Rufous bush chats feed mostly on insects caught on the ground.

Mr Filby said there was a sighting in the 1990s, but one of the most famous sightings of the species in Britain was at Butlin’s holiday camp in Skegness in 1963.

He said: “It spent eight days there, and people learned about it by postcard. Then people who received the postcards went and saw it - that was how things worked then.

“These days news travels far and wide in seconds flat.

“Many people have gone to see it because this is the first opportunity to see one in the UK, realistically since the 1960s.”

But Mr Filby said the rufous bush chat was separated from onlookers by one of the deep channels on the marsh.

But police said there were more than 100 birdwatchers at the site when they visited on Saturday morning, with some not social distancing and blocking roads in order to view the bird.

Chief Superintendent Chris Balmer said: “We would ask that people do not continue to attend the location as we have had to remind many of the Covid regulations.

“People may arrive on their own but some have started to gather in groups larger than six to be able to see the bird.

“This is a breach of the law.

“In the first instance officers will engage, explain and encourage people to leave but enforcement is an option and we will be issuing fixed penalty notices should people not comply.
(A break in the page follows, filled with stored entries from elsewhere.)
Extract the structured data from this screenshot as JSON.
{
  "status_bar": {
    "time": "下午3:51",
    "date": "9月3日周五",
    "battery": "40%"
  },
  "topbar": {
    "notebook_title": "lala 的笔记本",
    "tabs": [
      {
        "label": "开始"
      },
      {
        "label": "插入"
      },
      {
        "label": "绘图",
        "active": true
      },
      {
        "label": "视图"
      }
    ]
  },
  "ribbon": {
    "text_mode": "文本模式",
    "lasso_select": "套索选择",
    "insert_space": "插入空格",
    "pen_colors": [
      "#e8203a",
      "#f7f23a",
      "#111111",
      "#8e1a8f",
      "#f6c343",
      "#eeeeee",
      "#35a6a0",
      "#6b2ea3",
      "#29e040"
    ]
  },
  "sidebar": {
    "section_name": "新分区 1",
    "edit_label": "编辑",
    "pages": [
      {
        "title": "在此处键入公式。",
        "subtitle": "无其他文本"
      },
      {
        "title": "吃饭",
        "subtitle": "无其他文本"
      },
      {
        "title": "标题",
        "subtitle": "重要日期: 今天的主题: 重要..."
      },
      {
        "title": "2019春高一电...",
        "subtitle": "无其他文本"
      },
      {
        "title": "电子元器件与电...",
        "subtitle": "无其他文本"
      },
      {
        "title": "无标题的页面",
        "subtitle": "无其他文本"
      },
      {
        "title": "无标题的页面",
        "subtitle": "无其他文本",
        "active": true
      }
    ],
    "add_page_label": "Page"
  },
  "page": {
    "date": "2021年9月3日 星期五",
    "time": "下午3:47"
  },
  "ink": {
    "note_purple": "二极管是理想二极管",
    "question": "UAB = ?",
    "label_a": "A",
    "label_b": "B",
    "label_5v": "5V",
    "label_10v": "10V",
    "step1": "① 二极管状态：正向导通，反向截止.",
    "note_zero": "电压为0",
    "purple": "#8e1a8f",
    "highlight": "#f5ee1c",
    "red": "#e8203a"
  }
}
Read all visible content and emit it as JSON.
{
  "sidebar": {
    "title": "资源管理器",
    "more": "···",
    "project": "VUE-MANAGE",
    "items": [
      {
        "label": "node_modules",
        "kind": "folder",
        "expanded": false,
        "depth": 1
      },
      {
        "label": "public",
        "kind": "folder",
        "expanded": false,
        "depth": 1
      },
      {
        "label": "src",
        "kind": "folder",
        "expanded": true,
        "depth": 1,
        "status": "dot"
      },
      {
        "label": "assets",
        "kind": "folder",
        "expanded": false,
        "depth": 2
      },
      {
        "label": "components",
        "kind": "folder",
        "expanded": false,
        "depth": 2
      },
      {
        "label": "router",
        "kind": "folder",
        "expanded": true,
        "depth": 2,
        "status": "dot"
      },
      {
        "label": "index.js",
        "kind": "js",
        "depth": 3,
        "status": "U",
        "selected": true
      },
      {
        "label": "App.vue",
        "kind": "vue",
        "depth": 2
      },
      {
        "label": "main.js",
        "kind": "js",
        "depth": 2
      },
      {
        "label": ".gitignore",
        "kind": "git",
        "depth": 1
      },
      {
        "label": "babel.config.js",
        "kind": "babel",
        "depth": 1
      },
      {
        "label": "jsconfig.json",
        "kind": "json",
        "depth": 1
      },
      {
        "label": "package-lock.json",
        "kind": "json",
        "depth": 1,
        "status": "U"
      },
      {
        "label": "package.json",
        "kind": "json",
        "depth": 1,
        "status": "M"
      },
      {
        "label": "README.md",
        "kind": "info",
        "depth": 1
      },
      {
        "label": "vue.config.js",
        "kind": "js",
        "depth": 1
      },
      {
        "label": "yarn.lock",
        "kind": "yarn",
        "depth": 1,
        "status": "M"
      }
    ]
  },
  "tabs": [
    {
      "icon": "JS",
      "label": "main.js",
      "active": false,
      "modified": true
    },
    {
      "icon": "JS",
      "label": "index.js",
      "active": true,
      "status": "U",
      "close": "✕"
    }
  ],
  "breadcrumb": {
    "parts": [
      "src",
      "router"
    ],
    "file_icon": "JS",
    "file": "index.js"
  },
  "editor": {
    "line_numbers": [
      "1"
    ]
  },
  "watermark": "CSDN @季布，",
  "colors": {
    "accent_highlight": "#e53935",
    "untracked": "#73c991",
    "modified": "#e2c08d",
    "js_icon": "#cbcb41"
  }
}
We want everyone in Norfolk to remain safe and this means everyone needs to adhere to the regulations.”

Mr Filby said sightings of some migratory birds seemed to be getting more common.

He said: “With these easterly winds we’ve been getting a lot of unusual sightings of birds that have come quite a long way.

“There has been sigtings of the red-flanked bluetail. They used to be exceptionally rare in the UK as recently as the 1990s, but this season we’ve had several in Norfolk, so the times, they are a-changing.”